If one thing is for sure, it’s that professional sports is full of surprises.

While entertaining, most did not envision the Stars meeting the Edmonton Oilers in the Western Conference Final. That vision seemed too grand and unlikely.

Hockey titans are not supposed to go to war in the third stage. Fate had other plans and turned each franchise toward each other in a matchup unseen for almost twenty years.

Dallas won five consecutive playoff series (’98, ’99, ’00, ’01, ’03) against Edmonton. Unfortunately, the Stars could not make it six.

Here are three reasons.

1) Special Teams

Special teams was different than the first four games of this series. After a total of 15 power play opportunities were awarded and none converted, the Oilers tore through the Stars playing on the man advantage in Game Five.
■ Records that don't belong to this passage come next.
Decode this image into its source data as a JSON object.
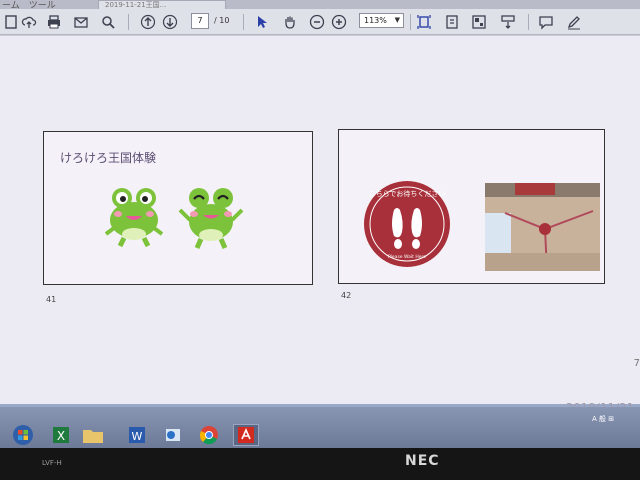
{
  "app": {
    "menu_label": "ーム　ツール",
    "doc_tab_label": "2019-11-21王国..."
  },
  "toolbar": {
    "page_current": "7",
    "page_total": "/ 10",
    "zoom_value": "113%"
  },
  "slides": [
    {
      "title": "けろけろ王国体験",
      "page_number": "41",
      "images": [
        "frog-illustration",
        "frog-illustration"
      ]
    },
    {
      "title": "",
      "page_number": "42",
      "sticker_text_jp": "こちらでお待ちください",
      "sticker_text_en": "Please Wait Here",
      "images": [
        "wait-here-sticker",
        "floor-sticker-photo"
      ]
    }
  ],
  "viewer": {
    "next_page_hint": "7",
    "date_stamp": "2019/11/21"
  },
  "taskbar": {
    "items": [
      "start-button",
      "excel-icon",
      "file-explorer-icon",
      "word-icon",
      "outlook-icon",
      "chrome-icon",
      "acrobat-icon"
    ],
    "tray_text": "A 般 ⊞"
  },
  "device": {
    "brand": "NEC",
    "model_label": "LVF-H"
  },
  "colors": {
    "sticker_red": "#a8303a",
    "frog_green": "#7cc23a",
    "toolbar_bg": "#dfe1e9",
    "content_bg": "#eceaf3"
  }
}
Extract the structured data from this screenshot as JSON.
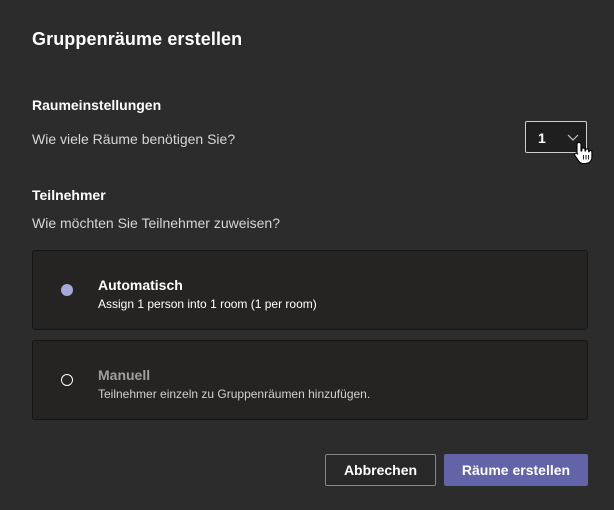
{
  "dialog": {
    "title": "Gruppenräume erstellen"
  },
  "room_settings": {
    "heading": "Raumeinstellungen",
    "question": "Wie viele Räume benötigen Sie?",
    "room_count": "1"
  },
  "participants": {
    "heading": "Teilnehmer",
    "question": "Wie möchten Sie Teilnehmer zuweisen?",
    "options": [
      {
        "title": "Automatisch",
        "description": "Assign 1 person into 1 room (1 per room)",
        "selected": true
      },
      {
        "title": "Manuell",
        "description": "Teilnehmer einzeln zu Gruppenräumen hinzufügen.",
        "selected": false
      }
    ]
  },
  "footer": {
    "cancel_label": "Abbrechen",
    "create_label": "Räume erstellen"
  },
  "colors": {
    "background": "#2d2c2c",
    "card": "#252423",
    "accent": "#6264a7",
    "radio_selected": "#a6a7dc"
  },
  "icons": {
    "dropdown": "chevron-down-icon",
    "cursor": "hand-pointer-icon"
  }
}
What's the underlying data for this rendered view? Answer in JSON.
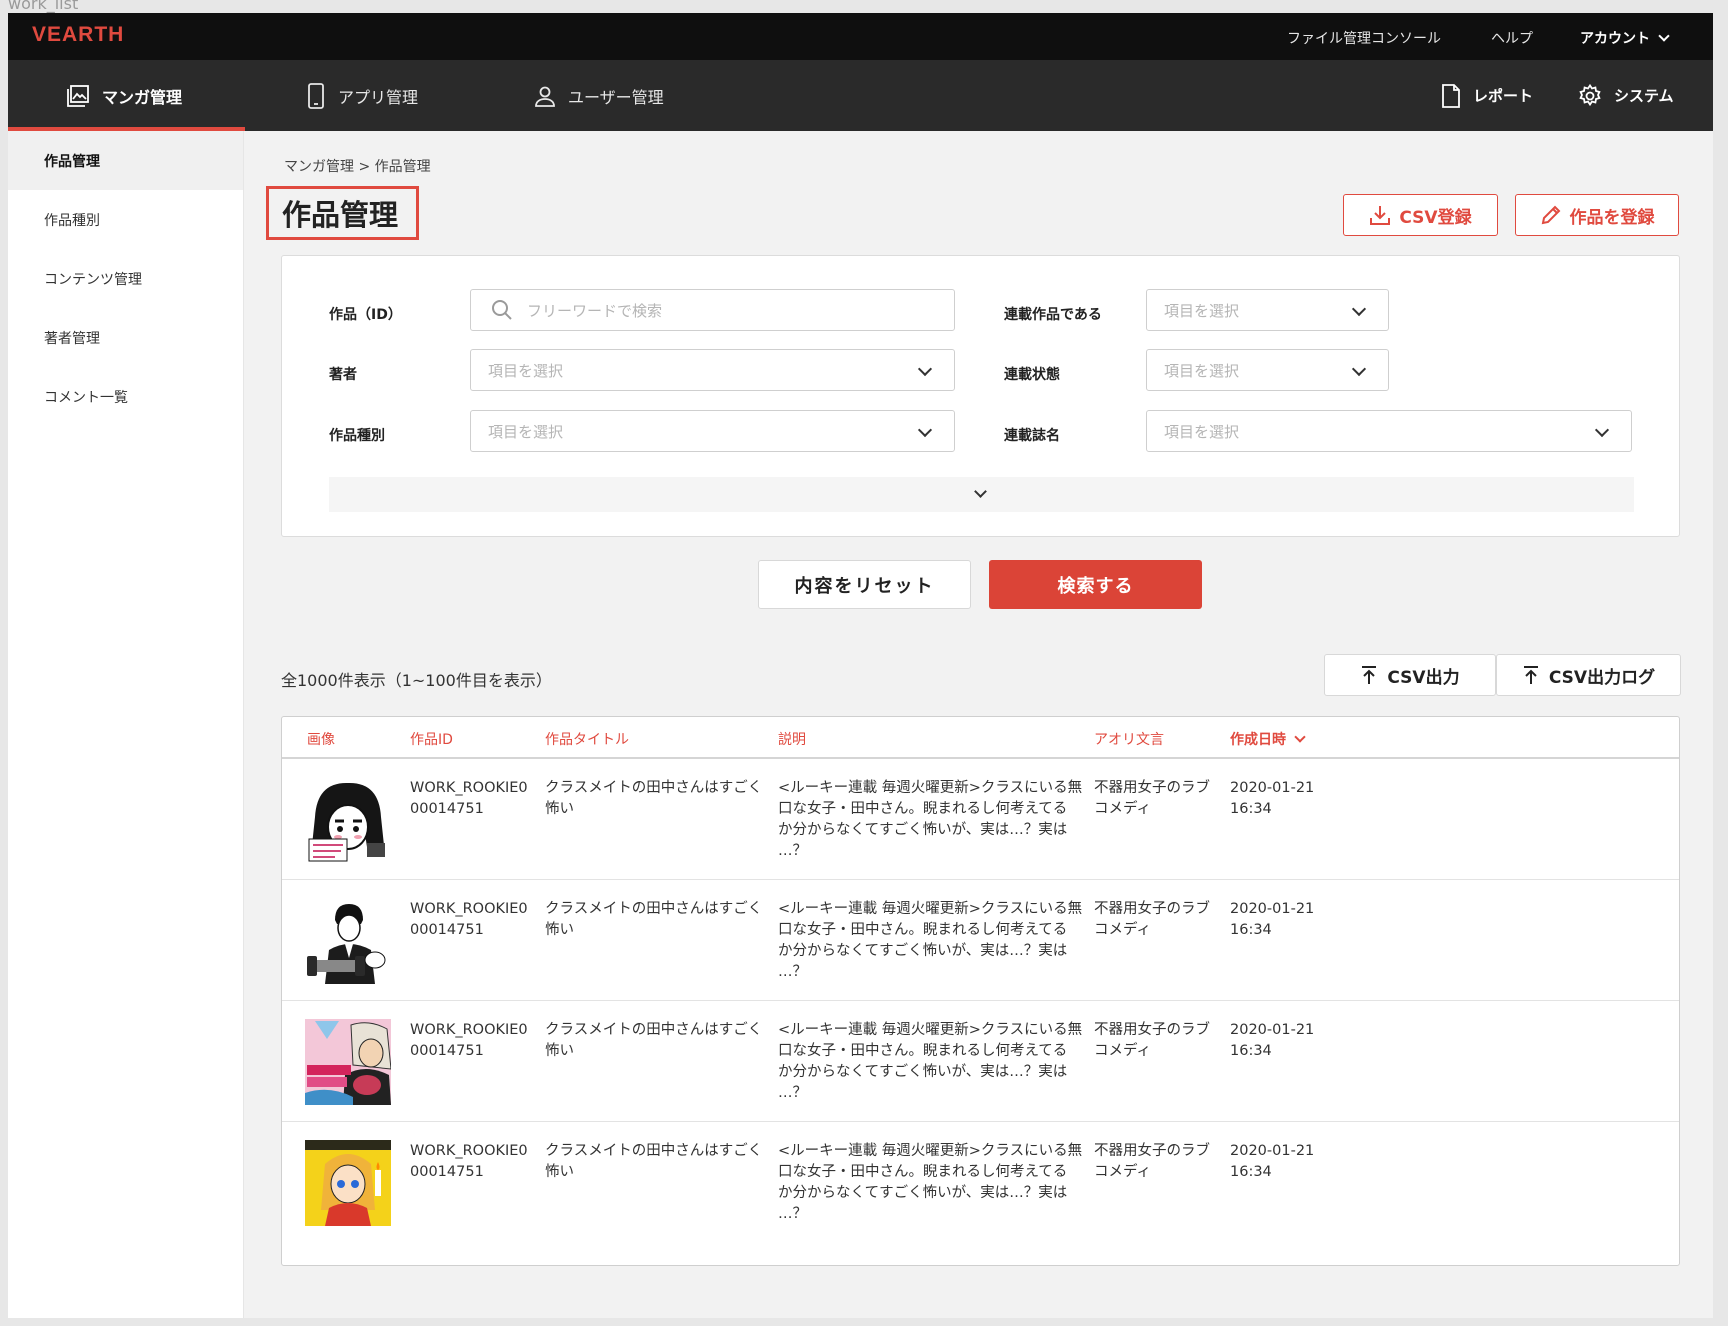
{
  "frame_label": "work_list",
  "brand": {
    "logo": "VEARTH",
    "accent": "#e04a3f"
  },
  "topbar": {
    "file_console": "ファイル管理コンソール",
    "help": "ヘルプ",
    "account": "アカウント"
  },
  "mainnav": {
    "items": [
      {
        "label": "マンガ管理",
        "icon": "image-icon"
      },
      {
        "label": "アプリ管理",
        "icon": "phone-icon"
      },
      {
        "label": "ユーザー管理",
        "icon": "user-icon"
      }
    ],
    "report": "レポート",
    "system": "システム"
  },
  "sidebar": {
    "items": [
      {
        "label": "作品管理"
      },
      {
        "label": "作品種別"
      },
      {
        "label": "コンテンツ管理"
      },
      {
        "label": "著者管理"
      },
      {
        "label": "コメント一覧"
      }
    ]
  },
  "breadcrumb": "マンガ管理 > 作品管理",
  "page_title": "作品管理",
  "actions": {
    "csv_register": "CSV登録",
    "register_work": "作品を登録"
  },
  "filters": {
    "work_id_label": "作品（ID）",
    "work_id_placeholder": "フリーワードで検索",
    "author_label": "著者",
    "type_label": "作品種別",
    "serialized_label": "連載作品である",
    "status_label": "連載状態",
    "magazine_label": "連載誌名",
    "select_placeholder": "項目を選択"
  },
  "buttons": {
    "reset": "内容をリセット",
    "search": "検索する",
    "csv_export": "CSV出力",
    "csv_export_log": "CSV出力ログ"
  },
  "results": {
    "count_text": "全1000件表示（1~100件目を表示）"
  },
  "table": {
    "headers": {
      "image": "画像",
      "id": "作品ID",
      "title": "作品タイトル",
      "description": "説明",
      "catch": "アオリ文言",
      "created": "作成日時"
    },
    "rows": [
      {
        "thumb": "thumbnail-1",
        "id": [
          "WORK_ROOKIE0",
          "00014751"
        ],
        "title": [
          "クラスメイトの田中さんはすごく",
          "怖い"
        ],
        "description": [
          "<ルーキー連載 毎週火曜更新>クラスにいる無",
          "口な女子・田中さん。睨まれるし何考えてる",
          "か分からなくてすごく怖いが、実は…？実は",
          "…？"
        ],
        "catch": [
          "不器用女子のラブ",
          "コメディ"
        ],
        "created": [
          "2020-01-21",
          "16:34"
        ]
      },
      {
        "thumb": "thumbnail-2",
        "id": [
          "WORK_ROOKIE0",
          "00014751"
        ],
        "title": [
          "クラスメイトの田中さんはすごく",
          "怖い"
        ],
        "description": [
          "<ルーキー連載 毎週火曜更新>クラスにいる無",
          "口な女子・田中さん。睨まれるし何考えてる",
          "か分からなくてすごく怖いが、実は…？実は",
          "…？"
        ],
        "catch": [
          "不器用女子のラブ",
          "コメディ"
        ],
        "created": [
          "2020-01-21",
          "16:34"
        ]
      },
      {
        "thumb": "thumbnail-3",
        "id": [
          "WORK_ROOKIE0",
          "00014751"
        ],
        "title": [
          "クラスメイトの田中さんはすごく",
          "怖い"
        ],
        "description": [
          "<ルーキー連載 毎週火曜更新>クラスにいる無",
          "口な女子・田中さん。睨まれるし何考えてる",
          "か分からなくてすごく怖いが、実は…？実は",
          "…？"
        ],
        "catch": [
          "不器用女子のラブ",
          "コメディ"
        ],
        "created": [
          "2020-01-21",
          "16:34"
        ]
      },
      {
        "thumb": "thumbnail-4",
        "id": [
          "WORK_ROOKIE0",
          "00014751"
        ],
        "title": [
          "クラスメイトの田中さんはすごく",
          "怖い"
        ],
        "description": [
          "<ルーキー連載 毎週火曜更新>クラスにいる無",
          "口な女子・田中さん。睨まれるし何考えてる",
          "か分からなくてすごく怖いが、実は…？実は",
          "…？"
        ],
        "catch": [
          "不器用女子のラブ",
          "コメディ"
        ],
        "created": [
          "2020-01-21",
          "16:34"
        ]
      }
    ]
  }
}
Ryan Nugent-Hopkins tallied two power-play goals. Dallas, on the other hand, was unable to convert on either of its two power plays. 

2) Top-Six Scoring Dried Up

Jason Robertson recorded a hat trick in Game Three. Rope Hintz assisted on two of those goals in his return from injury. Joe Pavelski and Matt Duchene have yet to register a single point. Tyler Seguin has four points (two goals, two assists) in the series, scoring twice in Game One and adding two assists in Game Three. The Stars edged the Oilers in Games One and Three. 

It’s been the young forwards leading the way through the majority of the series. Wyatt Johnston scored the club’s only goal in Friday’s 3-1 loss and has five points against Edmonton (three goals, two assists). Fellow 21-year-old Logan Stankoven assisted on Johnston’s tally and garnered an assist in Game Three. 

Dallas needed more offense from the more experienced top-six to win the series. 

3) Connor McDavid and Leon Draisaitl + Help 

No matter what, McDavid and Draisaitl are two of the best players in the league. McDavid, the universally labeled best current player in the world, and Draisaitl, arguably the second best, were ready for the big stage this season. McDavid leads all skaters with 31 points. Who is second? That’s Mr. Leon Draisaitl with 28 points. McDavid found gaps in Dallas’ defense and capitalized, potting 10 points in a six-game series. Meanwhile, Draisaitl found his scoring touch at the worst time: late in the series beginning in Game Four. 

They finally had a supporting cast who could not only skate with them but hold their own as well. General Manager Ken Holland, the architect of the ’02 and ’08 Cup-winning Detroit Red Wings squads, brought in the right pieces at the trade deadline. 


Bright Future

The Stars have a bright future. Johnston and Stankoven. Mavrik Bourque and Thomas Harley.  The forwards about ready to break through the pipeline could be key pieces in next year’s playoff run.

Much like last year, the Stars had to battle an opponent in a series built for the Stanley Cup Final in the round before the Stanley Cup Final. Dallas is talented. However…

Edmonton features McDavid and Draisaitl steering the locker room, a shadow of Mario Lemieux and Jaromir Jagr or Wayne Gretzky and Jari Kurri.
How many playoff games did those pairs win?